RESULTS: Outcomes of 244 patients who underwent primary surveillance follow-up at our institution are in Table 1. Invasive IPMN or adenocarcinoma on surgical pathology at the time of PP was the only significant predictor of a subsequent malignant outcome (95.8% of malignant outcomes P <0.001) in surveillance follow-up. Low/Moderate grade lesions had a non-malignant surveillance outcome at last follow-up regardless of duct diameter or any other factors considered. Nineteen of 20 (95%) patients who underwent DPR surgery had a dilated MPD in the DPR. Six (32%) had MD-IPMN on DPR resection pathology. Patients with MD-IPMN on DPR resection pathology had greater MPD dilation both at the time of PP (7.3 vs 5.8mm, P=0.55) and DPR resection (8.9 vs 6.4mm, P=0.078), but this was not statistically significant. Parameters with greatest sensitivity (>70%) to predict MD-IPMN in the DPR were high quantity DNA and mucin in MPD fluid analysis [via endoscopic ultrasound (EUS) fine needle aspiration (FNA)], MPD dilation in the DPR, absence of pancreaticojejunal anastomotic stenosis on EUS-directed ductogram, exocrine insufficiency and the surgeon's strong suspicion.
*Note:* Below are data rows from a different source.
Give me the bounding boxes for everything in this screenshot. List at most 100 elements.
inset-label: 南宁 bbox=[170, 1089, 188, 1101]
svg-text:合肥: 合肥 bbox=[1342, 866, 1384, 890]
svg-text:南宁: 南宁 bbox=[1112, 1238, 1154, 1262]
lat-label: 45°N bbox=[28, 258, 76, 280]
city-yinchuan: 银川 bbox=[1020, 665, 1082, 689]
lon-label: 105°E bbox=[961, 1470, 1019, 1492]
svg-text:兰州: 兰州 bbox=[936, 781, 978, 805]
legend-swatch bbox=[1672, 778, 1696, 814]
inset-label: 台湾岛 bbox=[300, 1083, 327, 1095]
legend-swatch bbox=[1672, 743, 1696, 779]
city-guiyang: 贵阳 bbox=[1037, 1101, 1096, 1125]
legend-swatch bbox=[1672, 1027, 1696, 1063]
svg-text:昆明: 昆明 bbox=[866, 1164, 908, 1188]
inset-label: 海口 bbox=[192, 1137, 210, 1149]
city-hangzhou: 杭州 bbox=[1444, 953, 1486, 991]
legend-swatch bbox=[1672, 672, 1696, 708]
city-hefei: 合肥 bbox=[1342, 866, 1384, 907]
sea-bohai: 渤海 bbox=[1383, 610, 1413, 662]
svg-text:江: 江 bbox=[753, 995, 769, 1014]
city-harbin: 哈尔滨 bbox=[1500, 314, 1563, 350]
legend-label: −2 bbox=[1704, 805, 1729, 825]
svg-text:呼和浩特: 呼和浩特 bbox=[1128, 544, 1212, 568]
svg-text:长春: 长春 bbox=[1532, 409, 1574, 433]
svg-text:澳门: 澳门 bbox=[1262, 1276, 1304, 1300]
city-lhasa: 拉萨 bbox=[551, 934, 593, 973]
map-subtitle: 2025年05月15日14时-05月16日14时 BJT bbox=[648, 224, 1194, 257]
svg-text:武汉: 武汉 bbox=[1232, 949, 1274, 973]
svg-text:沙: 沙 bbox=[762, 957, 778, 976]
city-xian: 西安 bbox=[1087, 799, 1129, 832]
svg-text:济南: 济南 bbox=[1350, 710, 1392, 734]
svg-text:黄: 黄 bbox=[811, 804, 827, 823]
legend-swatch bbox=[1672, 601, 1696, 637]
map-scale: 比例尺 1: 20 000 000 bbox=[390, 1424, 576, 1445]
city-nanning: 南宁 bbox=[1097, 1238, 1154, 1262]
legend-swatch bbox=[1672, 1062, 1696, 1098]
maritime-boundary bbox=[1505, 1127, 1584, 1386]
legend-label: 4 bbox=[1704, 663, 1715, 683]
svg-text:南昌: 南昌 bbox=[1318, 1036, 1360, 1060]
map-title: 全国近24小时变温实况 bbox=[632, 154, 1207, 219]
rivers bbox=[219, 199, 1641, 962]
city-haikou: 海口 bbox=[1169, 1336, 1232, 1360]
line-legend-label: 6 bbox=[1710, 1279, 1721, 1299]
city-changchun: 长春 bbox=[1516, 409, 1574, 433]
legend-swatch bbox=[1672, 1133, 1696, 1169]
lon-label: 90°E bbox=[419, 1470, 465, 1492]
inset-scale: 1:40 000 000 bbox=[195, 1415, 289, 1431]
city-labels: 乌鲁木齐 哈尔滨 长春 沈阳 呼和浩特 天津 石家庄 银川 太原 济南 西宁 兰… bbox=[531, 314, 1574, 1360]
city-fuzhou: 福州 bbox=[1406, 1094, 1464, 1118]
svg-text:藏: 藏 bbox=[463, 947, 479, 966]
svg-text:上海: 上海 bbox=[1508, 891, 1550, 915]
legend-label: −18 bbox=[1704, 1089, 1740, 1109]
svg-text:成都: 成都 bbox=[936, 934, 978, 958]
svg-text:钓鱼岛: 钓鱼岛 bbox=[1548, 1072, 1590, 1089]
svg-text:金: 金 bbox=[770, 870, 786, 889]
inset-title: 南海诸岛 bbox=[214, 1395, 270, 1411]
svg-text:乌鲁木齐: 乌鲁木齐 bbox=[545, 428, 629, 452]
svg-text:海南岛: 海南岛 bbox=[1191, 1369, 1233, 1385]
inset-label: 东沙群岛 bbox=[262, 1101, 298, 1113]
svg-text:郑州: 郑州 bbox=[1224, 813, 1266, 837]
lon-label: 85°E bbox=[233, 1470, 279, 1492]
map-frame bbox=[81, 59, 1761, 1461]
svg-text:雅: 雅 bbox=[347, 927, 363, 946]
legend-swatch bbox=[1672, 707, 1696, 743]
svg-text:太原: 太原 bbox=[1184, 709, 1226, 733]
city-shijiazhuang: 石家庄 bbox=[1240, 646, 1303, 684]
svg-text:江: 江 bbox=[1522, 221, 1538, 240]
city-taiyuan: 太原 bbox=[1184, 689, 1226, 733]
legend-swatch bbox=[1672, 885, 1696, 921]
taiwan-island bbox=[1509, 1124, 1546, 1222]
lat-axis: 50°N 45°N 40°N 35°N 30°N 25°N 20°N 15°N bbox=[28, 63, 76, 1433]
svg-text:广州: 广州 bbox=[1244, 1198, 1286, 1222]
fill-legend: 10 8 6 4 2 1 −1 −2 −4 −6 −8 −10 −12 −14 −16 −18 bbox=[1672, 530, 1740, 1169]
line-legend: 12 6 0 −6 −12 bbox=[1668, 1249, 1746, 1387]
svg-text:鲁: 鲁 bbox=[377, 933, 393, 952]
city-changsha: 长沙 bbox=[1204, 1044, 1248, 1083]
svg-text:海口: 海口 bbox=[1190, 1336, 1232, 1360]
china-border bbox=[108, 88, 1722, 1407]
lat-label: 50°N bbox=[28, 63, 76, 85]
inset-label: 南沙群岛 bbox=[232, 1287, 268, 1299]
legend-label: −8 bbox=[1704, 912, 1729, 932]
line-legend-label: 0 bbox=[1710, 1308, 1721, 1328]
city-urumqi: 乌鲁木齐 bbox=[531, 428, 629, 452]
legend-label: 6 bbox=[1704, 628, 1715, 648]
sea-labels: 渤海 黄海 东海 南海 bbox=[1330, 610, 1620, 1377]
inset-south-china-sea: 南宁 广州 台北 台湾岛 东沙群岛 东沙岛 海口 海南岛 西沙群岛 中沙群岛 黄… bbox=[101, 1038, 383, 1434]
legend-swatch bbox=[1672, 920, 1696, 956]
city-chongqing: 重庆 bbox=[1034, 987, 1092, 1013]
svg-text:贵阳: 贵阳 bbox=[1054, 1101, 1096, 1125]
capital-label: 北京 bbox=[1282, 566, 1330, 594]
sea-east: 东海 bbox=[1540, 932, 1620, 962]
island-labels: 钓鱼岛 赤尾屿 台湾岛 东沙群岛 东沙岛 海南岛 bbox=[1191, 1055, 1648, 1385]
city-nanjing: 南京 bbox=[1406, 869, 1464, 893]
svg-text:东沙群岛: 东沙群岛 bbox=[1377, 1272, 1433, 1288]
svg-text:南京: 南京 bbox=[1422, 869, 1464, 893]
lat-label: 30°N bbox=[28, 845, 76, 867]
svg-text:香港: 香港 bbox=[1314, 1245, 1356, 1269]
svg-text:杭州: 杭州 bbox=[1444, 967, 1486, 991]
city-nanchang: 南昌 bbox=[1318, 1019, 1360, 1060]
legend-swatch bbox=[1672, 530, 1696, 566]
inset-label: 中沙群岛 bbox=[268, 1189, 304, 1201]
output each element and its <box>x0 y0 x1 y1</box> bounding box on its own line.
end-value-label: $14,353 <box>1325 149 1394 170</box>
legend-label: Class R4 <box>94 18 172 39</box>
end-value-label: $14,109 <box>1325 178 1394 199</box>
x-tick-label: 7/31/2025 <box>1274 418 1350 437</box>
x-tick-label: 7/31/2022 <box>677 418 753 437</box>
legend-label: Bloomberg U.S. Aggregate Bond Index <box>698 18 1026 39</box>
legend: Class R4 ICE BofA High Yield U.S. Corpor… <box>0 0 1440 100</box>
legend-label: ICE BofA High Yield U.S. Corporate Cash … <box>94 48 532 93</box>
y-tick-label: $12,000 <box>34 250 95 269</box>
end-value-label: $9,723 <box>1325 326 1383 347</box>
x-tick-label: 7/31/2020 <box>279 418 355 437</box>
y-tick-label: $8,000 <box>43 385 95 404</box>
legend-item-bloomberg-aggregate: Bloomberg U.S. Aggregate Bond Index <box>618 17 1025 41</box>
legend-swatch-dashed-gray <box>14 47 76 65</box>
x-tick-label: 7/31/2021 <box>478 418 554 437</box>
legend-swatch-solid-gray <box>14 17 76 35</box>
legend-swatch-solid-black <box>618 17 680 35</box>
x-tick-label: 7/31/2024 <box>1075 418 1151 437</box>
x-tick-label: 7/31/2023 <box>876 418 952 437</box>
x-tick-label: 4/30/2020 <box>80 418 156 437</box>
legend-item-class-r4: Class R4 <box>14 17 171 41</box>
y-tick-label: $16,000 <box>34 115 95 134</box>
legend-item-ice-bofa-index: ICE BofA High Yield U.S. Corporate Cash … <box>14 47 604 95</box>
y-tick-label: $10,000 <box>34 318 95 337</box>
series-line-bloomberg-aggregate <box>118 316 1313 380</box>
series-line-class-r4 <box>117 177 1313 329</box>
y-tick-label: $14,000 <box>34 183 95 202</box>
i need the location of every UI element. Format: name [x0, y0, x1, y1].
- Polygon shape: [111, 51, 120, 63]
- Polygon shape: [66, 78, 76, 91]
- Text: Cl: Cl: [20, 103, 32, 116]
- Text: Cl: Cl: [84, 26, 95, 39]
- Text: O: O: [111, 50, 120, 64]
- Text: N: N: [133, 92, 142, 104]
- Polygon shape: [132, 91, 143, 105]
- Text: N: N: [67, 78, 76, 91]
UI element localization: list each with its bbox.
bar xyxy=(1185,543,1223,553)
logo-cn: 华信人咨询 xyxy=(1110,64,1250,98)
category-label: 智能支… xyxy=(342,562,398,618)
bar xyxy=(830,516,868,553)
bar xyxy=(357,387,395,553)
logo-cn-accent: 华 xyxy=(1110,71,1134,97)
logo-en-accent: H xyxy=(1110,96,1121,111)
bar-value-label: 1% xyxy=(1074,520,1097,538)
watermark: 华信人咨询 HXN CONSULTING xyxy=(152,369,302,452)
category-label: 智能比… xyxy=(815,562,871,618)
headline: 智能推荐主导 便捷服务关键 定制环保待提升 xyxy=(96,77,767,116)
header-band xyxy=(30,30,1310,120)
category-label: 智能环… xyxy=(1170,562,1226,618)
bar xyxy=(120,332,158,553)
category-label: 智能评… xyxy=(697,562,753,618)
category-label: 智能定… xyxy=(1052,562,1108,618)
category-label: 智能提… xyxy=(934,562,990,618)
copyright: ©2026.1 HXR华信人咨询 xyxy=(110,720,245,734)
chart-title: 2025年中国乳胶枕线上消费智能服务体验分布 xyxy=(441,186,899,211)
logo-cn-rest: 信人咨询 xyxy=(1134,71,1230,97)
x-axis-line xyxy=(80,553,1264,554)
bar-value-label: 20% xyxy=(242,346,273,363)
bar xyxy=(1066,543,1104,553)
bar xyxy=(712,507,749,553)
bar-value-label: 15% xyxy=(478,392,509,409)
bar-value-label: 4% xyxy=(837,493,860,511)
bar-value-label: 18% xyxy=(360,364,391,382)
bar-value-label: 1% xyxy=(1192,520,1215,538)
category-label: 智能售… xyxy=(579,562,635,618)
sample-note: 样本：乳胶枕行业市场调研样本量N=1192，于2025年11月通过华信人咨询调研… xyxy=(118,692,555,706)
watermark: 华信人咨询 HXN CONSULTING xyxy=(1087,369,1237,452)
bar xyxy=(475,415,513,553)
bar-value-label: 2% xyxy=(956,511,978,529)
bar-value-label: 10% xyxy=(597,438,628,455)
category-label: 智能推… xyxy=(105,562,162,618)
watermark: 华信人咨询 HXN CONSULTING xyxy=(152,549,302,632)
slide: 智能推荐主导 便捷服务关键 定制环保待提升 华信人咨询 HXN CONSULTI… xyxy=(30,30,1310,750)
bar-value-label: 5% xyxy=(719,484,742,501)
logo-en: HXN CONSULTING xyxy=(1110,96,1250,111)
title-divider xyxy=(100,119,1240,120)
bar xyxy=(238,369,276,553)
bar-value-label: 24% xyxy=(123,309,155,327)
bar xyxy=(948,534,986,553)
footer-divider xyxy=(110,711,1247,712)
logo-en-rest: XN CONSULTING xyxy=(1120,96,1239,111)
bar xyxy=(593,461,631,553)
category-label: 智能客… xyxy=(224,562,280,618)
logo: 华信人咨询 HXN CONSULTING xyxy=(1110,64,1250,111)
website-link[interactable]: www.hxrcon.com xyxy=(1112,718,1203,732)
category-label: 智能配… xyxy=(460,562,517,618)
Factors with the greatest specificity were high quality DNA, KRAS mutation, GNAS mutations, or LOH mutations in EUS-FNA derived MPD fluid analysis, cytology with high grade atypia, a positive margin for IPMN at PP, unintentional weight loss and the endoscopist's strong suspicion.
CONCLUSIONS: MPD dilation in the DPR after PP for IPMN remains a diagnostic dilemma. Several parameters show promise in the accurate diagnosis of MD-IPMN in the DPR.